Trump supporters
An employee polishes traditional Russian wooden (matryoshka) nesting dolls depicting US President Donald Trump (L) and Russian President Vladimir Putin at a gift shop in MoscowAlexander Nemenov/AFP

The resignation of President Trump's pro-Russia National Security Adviser has sent a shudder through Russia's political class who are commenting that the move will damage already fragile US-Russia relations further.

"This is kind of a negative signal for the establishment of the Russian-American dialogue," said Leonid Slutsky, chairman of the lower committee on international affairs in Russia's parliament. Trump's adviser, retired general Michael Flynn resigned late on Monday just three weeks into the new administration.

"It's obvious that Flynn was forced to write the letter of resignation under a certain amount of pressure," Slutsky told Russian state newswire TASS.

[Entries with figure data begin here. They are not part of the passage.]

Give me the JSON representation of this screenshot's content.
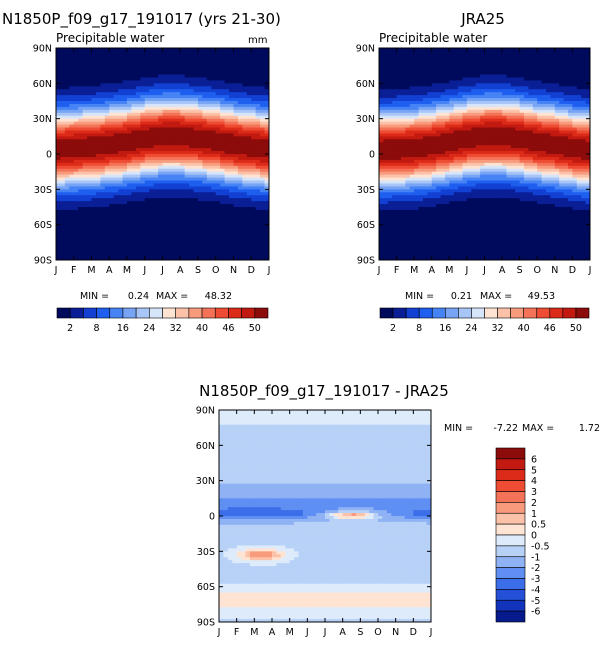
{
  "chart_data": [
    {
      "id": "model",
      "type": "heatmap",
      "title": "N1850P_f09_g17_191017 (yrs 21-30)",
      "subtitle": "Precipitable water",
      "units": "mm",
      "x_ticks": [
        "J",
        "F",
        "M",
        "A",
        "M",
        "J",
        "J",
        "A",
        "S",
        "O",
        "N",
        "D",
        "J"
      ],
      "y_ticks": [
        "90N",
        "60N",
        "30N",
        "0",
        "30S",
        "60S",
        "90S"
      ],
      "y_range": [
        -90,
        90
      ],
      "min_label": "MIN =",
      "min_value": "0.24",
      "max_label": "MAX =",
      "max_value": "48.32",
      "field_max": 48.32,
      "peak_lat": [
        4,
        5,
        6,
        8,
        10,
        13,
        15,
        15,
        13,
        11,
        8,
        6,
        4
      ],
      "colorbar": {
        "labels": [
          "2",
          "8",
          "16",
          "24",
          "32",
          "40",
          "46",
          "50"
        ],
        "colors": [
          "#000a5c",
          "#0a1e96",
          "#1240d2",
          "#1f5fef",
          "#4683f4",
          "#77a4f4",
          "#a8c5f7",
          "#d7e5fa",
          "#ffe4d4",
          "#fcc2a9",
          "#f89b7d",
          "#f47257",
          "#ee4c33",
          "#dd2b19",
          "#c21a10",
          "#8c0b0b"
        ]
      }
    },
    {
      "id": "obs",
      "type": "heatmap",
      "title": "JRA25",
      "subtitle": "Precipitable water",
      "units": "",
      "x_ticks": [
        "J",
        "F",
        "M",
        "A",
        "M",
        "J",
        "J",
        "A",
        "S",
        "O",
        "N",
        "D",
        "J"
      ],
      "y_ticks": [
        "90N",
        "60N",
        "30N",
        "0",
        "30S",
        "60S",
        "90S"
      ],
      "y_range": [
        -90,
        90
      ],
      "min_label": "MIN =",
      "min_value": "0.21",
      "max_label": "MAX =",
      "max_value": "49.53",
      "field_max": 49.53,
      "peak_lat": [
        3,
        4,
        5,
        7,
        10,
        13,
        15,
        15,
        13,
        10,
        8,
        5,
        3
      ],
      "colorbar": {
        "labels": [
          "2",
          "8",
          "16",
          "24",
          "32",
          "40",
          "46",
          "50"
        ],
        "colors": [
          "#000a5c",
          "#0a1e96",
          "#1240d2",
          "#1f5fef",
          "#4683f4",
          "#77a4f4",
          "#a8c5f7",
          "#d7e5fa",
          "#ffe4d4",
          "#fcc2a9",
          "#f89b7d",
          "#f47257",
          "#ee4c33",
          "#dd2b19",
          "#c21a10",
          "#8c0b0b"
        ]
      }
    },
    {
      "id": "diff",
      "type": "heatmap",
      "title": "N1850P_f09_g17_191017 - JRA25",
      "x_ticks": [
        "J",
        "F",
        "M",
        "A",
        "M",
        "J",
        "J",
        "A",
        "S",
        "O",
        "N",
        "D",
        "J"
      ],
      "y_ticks": [
        "90N",
        "60N",
        "30N",
        "0",
        "30S",
        "60S",
        "90S"
      ],
      "y_range": [
        -90,
        90
      ],
      "min_label": "MIN =",
      "min_value": "-7.22",
      "max_label": "MAX =",
      "max_value": "1.72",
      "colorbar": {
        "labels": [
          "6",
          "5",
          "4",
          "3",
          "2",
          "1",
          "0.5",
          "0",
          "-0.5",
          "-1",
          "-2",
          "-3",
          "-4",
          "-5",
          "-6"
        ],
        "colors": [
          "#8c0b0b",
          "#c21a10",
          "#dd2b19",
          "#ee4c33",
          "#f47257",
          "#f89b7d",
          "#fcc2a9",
          "#ffe4d4",
          "#ddebfb",
          "#b8d1f7",
          "#8fb2f5",
          "#5f8ff2",
          "#3c6ee9",
          "#2450d8",
          "#1233bb",
          "#071a8c"
        ]
      }
    }
  ]
}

Slutsky called the forced resignation "provocative" and that Flynn had been targeted to harm "Russia-US relations, undermining confidence in the new US administration," he said.

Pressure on Flynn grew after a series of leaks from at least nine current and former senior officials in US intelligence and law enforcement. They revealed that, while President Barack Obama was imposing sanctions on Russia before leaving office in late December, Flynn held calls with Russia's US ambassador and suggested sanctions could be lifted under the new administration.

Flynn then reportedly caused rifts in the Trump administration after senior officials — including Vice President Mike Pence — defended him publicly, only to discover he had misled them. The Kremlin told the AFP that Flynn's resignation is "not our business." But Russian lawmakers reacted fiercely.

The office of Russian President Vladimir Putin has denied that Flynn and Russian Ambassador Sergey Kislyak discussed the sanctions in any of a series of phone calls held during the transition period to the Trump administration.

The fact that Flynn would be forced to resign "for contacts with the Russian Ambassador (normal diplomatic practice) – it's not even paranoid, but something infinitely worse," wrote Konstantin Kosachev, chairman of the foreign affairs committee in the upper chamber of the Russian parliament on Facebook.

"Either Trump hasn't gained the required independence and he's been driven into a corner," he wrote, "or Russophobia has struck the new administration from top to bottom."